There is a growing economic parity with Northern Nevada in the academic world that will serve the needs of generations of Las Vegans in a way never imagined because previously unobtainable resources have been unleashed, thanks to Rob’s persistence.

Economic diversity for far too long was just an aspiration. Thanks to the policy changes Rob persuaded leaders to adopt, Southern Nevadans especially will no longer be wholly dependent on the success of our No. 1 industry. He did in just 10 years what others just talked about doing over many decades.

And, perhaps I shouldn’t say it but I will: Rob’s understanding of the critical importance of mining to a part of the state frequently ignored by the population centers helped pave the way for what the 2021 Legislature and the mining industry just accomplished. Mining is now paying a fairer share while the rest of the state has recognized its contribution to Nevada’s economic health.

He understood how all the parts worked, and he could play the political chess game better than most.

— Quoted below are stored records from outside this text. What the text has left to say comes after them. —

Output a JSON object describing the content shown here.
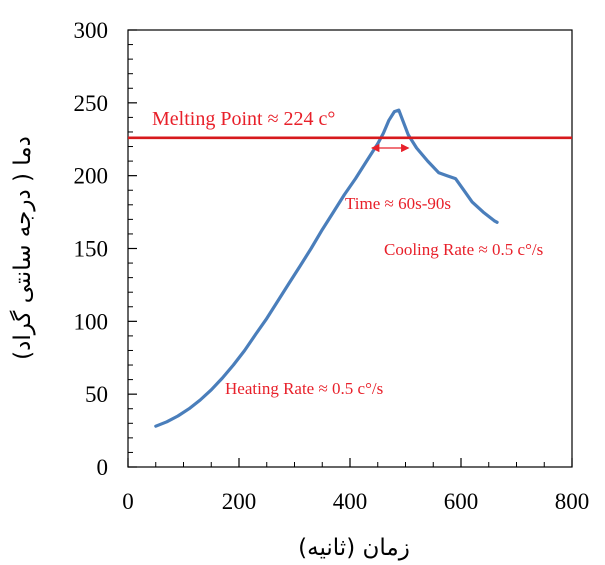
{
  "chart_data": {
    "type": "line",
    "xlabel": "زمان (ثانیه)",
    "ylabel": "دما ( درجه سانتی گراد)",
    "xlim": [
      0,
      800
    ],
    "ylim": [
      0,
      300
    ],
    "x_ticks": [
      0,
      200,
      400,
      600,
      800
    ],
    "y_ticks": [
      0,
      50,
      100,
      150,
      200,
      250,
      300
    ],
    "grid": false,
    "series": [
      {
        "color": "#4a7ebb",
        "points": [
          [
            50,
            28
          ],
          [
            70,
            31
          ],
          [
            90,
            35
          ],
          [
            110,
            40
          ],
          [
            130,
            46
          ],
          [
            150,
            53
          ],
          [
            170,
            61
          ],
          [
            190,
            70
          ],
          [
            210,
            80
          ],
          [
            230,
            91
          ],
          [
            250,
            102
          ],
          [
            270,
            114
          ],
          [
            290,
            126
          ],
          [
            310,
            138
          ],
          [
            330,
            150
          ],
          [
            350,
            163
          ],
          [
            370,
            175
          ],
          [
            390,
            187
          ],
          [
            410,
            198
          ],
          [
            430,
            210
          ],
          [
            450,
            222
          ],
          [
            460,
            229
          ],
          [
            470,
            238
          ],
          [
            480,
            244
          ],
          [
            488,
            245
          ],
          [
            495,
            238
          ],
          [
            505,
            228
          ],
          [
            520,
            219
          ],
          [
            540,
            210
          ],
          [
            560,
            202
          ],
          [
            575,
            200
          ],
          [
            590,
            198
          ],
          [
            605,
            190
          ],
          [
            620,
            182
          ],
          [
            640,
            175
          ],
          [
            660,
            169
          ],
          [
            665,
            168
          ]
        ]
      }
    ],
    "reference_line": {
      "y": 226,
      "color": "#d7191c"
    },
    "arrow": {
      "x1": 440,
      "x2": 505,
      "y": 219,
      "color": "#e8202a"
    },
    "annotations": {
      "melting_point": "Melting Point ≈ 224 c°",
      "time": "Time ≈ 60s-90s",
      "cooling_rate": "Cooling Rate ≈ 0.5 c°/s",
      "heating_rate": "Heating Rate ≈ 0.5 c°/s"
    }
  }
}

Rather than allow politics and an ever-increasing demand for dollars destroy a vital industry, Rob used data and dogged determination to set the table (for people who didn’t even know it) for a win-win that will serve Nevadans for a long time to come.

Yes, Rob Lang was Nevada’s impact player of this last decade. People need to know that because the people of this state need to understand how and why we were able to get to this point when the outcome could have been so much worse.

It all happened because for the past 10 years Rob Lang has been Nevada’s MVP.

Rest well, my friend. This state owes you big time.

Brian Greenspun is editor, publisher and owner of the Sun.